Glow-in-the-dark sea creatures in West Coast waters baffle scientists

Jun 23 2017, 5:11 am

Pyrosomes are “mysterious as they are strange,” and they’re showing up in droves in the waters of the Pacific Northwest.

The jelly-like organisms, which glow in the dark and are typically found in more tropical waters, have “exploded in number” closer to home in recent months.

Each pyrosome is made up of small, multicellular organisms – linked together to form a tube-like colony that is closed on one end.

They are filter feeders and use cilia to draw plankton into their mucous filter.

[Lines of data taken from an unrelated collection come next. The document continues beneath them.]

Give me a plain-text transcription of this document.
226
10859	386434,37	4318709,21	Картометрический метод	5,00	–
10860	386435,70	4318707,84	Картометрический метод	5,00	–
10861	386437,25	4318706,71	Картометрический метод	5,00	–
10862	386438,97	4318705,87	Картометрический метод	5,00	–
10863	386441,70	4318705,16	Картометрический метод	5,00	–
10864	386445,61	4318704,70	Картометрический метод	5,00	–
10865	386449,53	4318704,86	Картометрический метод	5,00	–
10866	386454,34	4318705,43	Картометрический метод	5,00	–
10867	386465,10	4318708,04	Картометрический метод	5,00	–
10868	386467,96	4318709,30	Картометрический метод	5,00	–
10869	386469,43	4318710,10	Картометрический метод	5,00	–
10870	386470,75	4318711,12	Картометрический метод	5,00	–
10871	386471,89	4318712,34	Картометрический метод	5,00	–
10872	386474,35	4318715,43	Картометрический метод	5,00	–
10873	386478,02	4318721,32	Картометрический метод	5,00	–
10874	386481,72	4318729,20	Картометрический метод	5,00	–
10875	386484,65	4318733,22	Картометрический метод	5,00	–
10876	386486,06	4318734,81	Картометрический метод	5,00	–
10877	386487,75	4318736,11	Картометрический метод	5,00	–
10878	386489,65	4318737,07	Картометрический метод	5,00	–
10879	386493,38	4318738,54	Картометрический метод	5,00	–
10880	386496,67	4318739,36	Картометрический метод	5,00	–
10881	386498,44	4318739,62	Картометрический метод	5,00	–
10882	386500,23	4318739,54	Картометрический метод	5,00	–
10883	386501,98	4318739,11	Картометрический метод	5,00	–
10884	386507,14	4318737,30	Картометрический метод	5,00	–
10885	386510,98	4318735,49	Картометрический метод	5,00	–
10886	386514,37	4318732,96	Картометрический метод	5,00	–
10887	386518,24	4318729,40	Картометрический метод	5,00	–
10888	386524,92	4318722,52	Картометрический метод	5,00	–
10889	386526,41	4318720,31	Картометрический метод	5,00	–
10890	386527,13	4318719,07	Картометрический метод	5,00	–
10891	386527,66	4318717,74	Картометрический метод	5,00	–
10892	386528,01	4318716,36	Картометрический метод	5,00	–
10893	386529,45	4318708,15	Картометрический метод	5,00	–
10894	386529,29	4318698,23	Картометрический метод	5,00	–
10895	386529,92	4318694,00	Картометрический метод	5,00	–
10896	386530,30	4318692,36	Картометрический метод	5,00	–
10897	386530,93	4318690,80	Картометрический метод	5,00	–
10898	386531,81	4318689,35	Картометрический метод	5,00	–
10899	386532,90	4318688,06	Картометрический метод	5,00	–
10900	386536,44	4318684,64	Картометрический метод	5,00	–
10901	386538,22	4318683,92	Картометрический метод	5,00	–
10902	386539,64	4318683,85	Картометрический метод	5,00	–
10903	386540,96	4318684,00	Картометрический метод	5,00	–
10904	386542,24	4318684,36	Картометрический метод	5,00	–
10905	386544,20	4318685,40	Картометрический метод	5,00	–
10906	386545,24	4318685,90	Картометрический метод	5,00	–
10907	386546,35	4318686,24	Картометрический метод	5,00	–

“I have been working here about 30 years now, and had never seen a pyrosome until 2014 when I saw a few in southern Oregon,” said Ric Brodeur, with the Northwest Fisheries Science Center’s (NWFSC) research station in Newport, Oregon.

Brodeur told Daily Hive he saw the numbers increase in 2015, 2016, and again in 2017.

In fact, a five-minute midwater tow of a research net off the Columbia River in late May brought up approximately 60,000 pyrosomes.

Scientists then “spent hours” sorting through the massive catch to find the rare fish they were targeting.

“We don’t know the exact reason why they are here as they are generally found offshore and at more tropical latitudes,” Brodeur said.

However, he speculated that warm conditions off the West Coast during the last three years and relaxed upwelling “may have allowed offshore water to come onto the shelf.”

Upwelling is a process in which deep, cold water rises toward the surface.

But regardless of the reason for the increase in pyrosomes, “they are causing a lot of problems for the salmon and shrimp fisheries,” Brodeur noted.

“They are filter feeders, their main prey are any items are phytoplankton, the base of the food web,” elaborated Moira Galbraith, a Zooplankton Taxonomist in Sidney, BC.

Galbraith told Daily Hive that “basically they would be in direct competition with other filter feeders that rely on phytoplankton for their food source.”

The main problem, Galbraith said, is that the creatures are simply “in the wrong place.”

Pyrosomes have no natural predators in the region, meaning they “could well be eating all the food that would normally go to larval crustaceans and fish.”

Another issue, she explained, “is that if the waters that they are swimming in now, cools off, it may lead to a mass death where all these colonies fall to the bottom making a layer of decomposing bodies thick enough to rob surrounding waters of oxygen leading to an anoxic event.”